# Experimental Pain Phenotypes in Older Adults with Knee Osteoarthritis: A Neural Network-Based Clustering Approach

**Authors:** Chiyoung Lee, Juyoung Park, Heewon Kim, C Kent Kwoh, Xiaoxiao Sun, Chen X Chen, Hyochol Ahn

PMC · DOI: 10.1093/geroni/igaf122.3373 · 2025-12-31

## TL;DR

This study identifies four distinct pain profiles in older adults with knee osteoarthritis using a neural network, suggesting personalized treatment approaches.

## Contribution

A novel neural network-based clustering approach is used to identify distinct experimental pain phenotypes in knee osteoarthritis patients.

## Key findings

- Four distinct pain phenotypes were identified based on experimental pain responses.
- Phenotypes differed significantly in pain sensitivity and modulation mechanisms.
- Phenotypes correlated with demographic and clinical factors like gender and pain severity.

## Abstract

Research has emphasized the “phenotyping” of knee osteoarthritis (KOA) pain as a priority to effectively target therapies to individual patients. Following this initiative, this study aimed to characterize pain phenotypes based on experimental pain responses in older adults with symptomatic KOA. We utilized baseline data from a clinical trial that combined non-invasive neuromodulation and meditation in its multimodal approach (N = 200). Participants completed demographic and clinical questionnaires, followed by a multimodal quantitative sensory testing (QST) battery. For phenotyping, we implemented a two-layer neural network-based k-means algorithm.
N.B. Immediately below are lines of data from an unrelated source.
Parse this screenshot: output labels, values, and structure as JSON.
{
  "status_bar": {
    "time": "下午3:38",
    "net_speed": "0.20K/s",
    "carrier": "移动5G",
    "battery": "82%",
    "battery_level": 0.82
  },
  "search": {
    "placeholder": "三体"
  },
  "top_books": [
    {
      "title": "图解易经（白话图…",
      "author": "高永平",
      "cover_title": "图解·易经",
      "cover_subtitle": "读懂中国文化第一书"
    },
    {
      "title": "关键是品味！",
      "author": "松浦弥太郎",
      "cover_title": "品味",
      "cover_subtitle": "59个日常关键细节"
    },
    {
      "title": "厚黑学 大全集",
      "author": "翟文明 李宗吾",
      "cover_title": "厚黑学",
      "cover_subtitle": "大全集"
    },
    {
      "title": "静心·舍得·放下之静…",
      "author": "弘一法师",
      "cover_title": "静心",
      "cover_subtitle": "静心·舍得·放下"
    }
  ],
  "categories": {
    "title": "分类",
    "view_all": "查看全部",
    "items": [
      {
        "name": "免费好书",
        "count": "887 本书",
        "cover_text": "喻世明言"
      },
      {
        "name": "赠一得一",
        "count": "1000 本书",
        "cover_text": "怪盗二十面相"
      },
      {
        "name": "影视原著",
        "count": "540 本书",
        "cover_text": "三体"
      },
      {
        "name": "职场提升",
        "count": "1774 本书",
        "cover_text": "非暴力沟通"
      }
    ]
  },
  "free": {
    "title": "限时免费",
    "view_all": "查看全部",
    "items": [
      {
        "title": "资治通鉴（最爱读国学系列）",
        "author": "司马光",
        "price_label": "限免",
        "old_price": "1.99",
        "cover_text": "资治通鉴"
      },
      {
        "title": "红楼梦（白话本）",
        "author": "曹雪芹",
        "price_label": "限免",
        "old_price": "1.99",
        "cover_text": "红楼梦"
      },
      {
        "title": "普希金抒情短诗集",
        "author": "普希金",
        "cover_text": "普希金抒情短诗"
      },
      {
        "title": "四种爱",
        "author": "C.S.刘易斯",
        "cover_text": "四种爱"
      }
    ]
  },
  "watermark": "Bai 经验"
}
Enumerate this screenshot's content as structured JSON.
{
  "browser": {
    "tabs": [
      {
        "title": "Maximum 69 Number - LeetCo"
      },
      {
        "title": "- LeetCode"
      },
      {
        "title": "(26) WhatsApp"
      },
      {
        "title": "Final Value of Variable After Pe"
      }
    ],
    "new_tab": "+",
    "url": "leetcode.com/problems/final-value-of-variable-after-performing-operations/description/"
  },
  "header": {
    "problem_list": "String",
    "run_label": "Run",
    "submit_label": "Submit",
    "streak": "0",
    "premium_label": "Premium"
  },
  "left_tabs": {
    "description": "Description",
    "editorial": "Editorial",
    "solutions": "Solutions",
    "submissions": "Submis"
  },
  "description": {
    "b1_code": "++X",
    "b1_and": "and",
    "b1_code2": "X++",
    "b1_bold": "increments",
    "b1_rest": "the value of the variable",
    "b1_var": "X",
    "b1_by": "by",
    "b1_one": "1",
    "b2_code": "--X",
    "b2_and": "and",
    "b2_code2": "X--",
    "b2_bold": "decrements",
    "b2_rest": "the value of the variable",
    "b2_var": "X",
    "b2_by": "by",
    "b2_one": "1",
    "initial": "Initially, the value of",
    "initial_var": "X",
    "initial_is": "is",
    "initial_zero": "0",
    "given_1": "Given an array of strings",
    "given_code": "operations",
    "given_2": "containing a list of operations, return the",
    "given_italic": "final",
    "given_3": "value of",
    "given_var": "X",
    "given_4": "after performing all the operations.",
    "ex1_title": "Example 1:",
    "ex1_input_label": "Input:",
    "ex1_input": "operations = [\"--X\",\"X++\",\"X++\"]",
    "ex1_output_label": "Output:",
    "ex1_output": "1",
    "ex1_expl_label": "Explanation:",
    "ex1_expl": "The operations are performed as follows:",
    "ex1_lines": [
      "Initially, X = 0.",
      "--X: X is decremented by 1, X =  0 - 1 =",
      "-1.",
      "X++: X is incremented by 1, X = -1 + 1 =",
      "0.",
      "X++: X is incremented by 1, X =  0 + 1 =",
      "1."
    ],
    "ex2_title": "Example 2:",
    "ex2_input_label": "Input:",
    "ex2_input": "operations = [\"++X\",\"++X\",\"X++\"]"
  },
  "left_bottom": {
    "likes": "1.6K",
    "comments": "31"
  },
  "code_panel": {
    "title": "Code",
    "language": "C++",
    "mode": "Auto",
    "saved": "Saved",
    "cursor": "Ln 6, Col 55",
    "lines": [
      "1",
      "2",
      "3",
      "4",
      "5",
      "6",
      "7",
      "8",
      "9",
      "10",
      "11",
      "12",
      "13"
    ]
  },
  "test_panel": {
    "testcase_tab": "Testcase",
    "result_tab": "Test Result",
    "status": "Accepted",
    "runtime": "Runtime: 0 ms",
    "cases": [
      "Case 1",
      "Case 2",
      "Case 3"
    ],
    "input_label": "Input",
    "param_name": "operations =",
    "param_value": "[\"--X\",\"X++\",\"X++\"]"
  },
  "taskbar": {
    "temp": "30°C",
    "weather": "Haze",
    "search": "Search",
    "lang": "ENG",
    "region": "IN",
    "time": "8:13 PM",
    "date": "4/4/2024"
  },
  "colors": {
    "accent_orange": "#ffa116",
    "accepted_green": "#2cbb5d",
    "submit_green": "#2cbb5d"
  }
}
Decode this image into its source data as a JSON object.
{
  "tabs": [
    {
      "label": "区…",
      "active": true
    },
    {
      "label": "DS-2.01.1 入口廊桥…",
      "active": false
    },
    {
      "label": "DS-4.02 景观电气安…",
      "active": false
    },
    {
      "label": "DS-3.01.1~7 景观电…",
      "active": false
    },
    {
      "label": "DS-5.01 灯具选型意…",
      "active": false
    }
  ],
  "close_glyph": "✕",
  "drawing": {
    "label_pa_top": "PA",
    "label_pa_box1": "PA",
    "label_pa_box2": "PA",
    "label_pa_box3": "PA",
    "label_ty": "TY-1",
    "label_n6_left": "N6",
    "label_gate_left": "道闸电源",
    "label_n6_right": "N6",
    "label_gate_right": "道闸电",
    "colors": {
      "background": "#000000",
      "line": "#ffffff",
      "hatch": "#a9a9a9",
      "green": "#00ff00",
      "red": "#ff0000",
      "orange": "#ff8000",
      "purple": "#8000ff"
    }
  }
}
Four phenotypes emerged, showing significant differences across QST measures (p < 0.001) and were characterized as: (1) high pressure pain thresholds and high conditioned pain modulation (indicating low sensitivity to pain and efficient descending inhibition); (2) average pain responses across most QST modalities; (3) low pressure pain thresholds, high punctate mechanical pain, enhanced temporal summation of pain, and low conditioned pain modulation (indicating full manifestation of peripheral, spreading, and central sensitization along with deficient descending inhibition); and (4) low heat pain thresholds, low heat pain tolerance, and high cold pain (indicating high sensitivity to thermal stimuli). Phenotypes differed by gender, marital status, pain severity (measured by the numeric rating scale), and KOA-related symptoms (measured by the Western Ontario and McMaster Universities Osteoarthritis Index) (p < 0.05). Our findings suggest that older adults with symptomatic KOA should be treated according to their phenotypes. Additionally, the identified phenotypes may be useful for selecting and stratifying patients in clinical trials evaluating analgesic compounds and non-pharmacological interventions.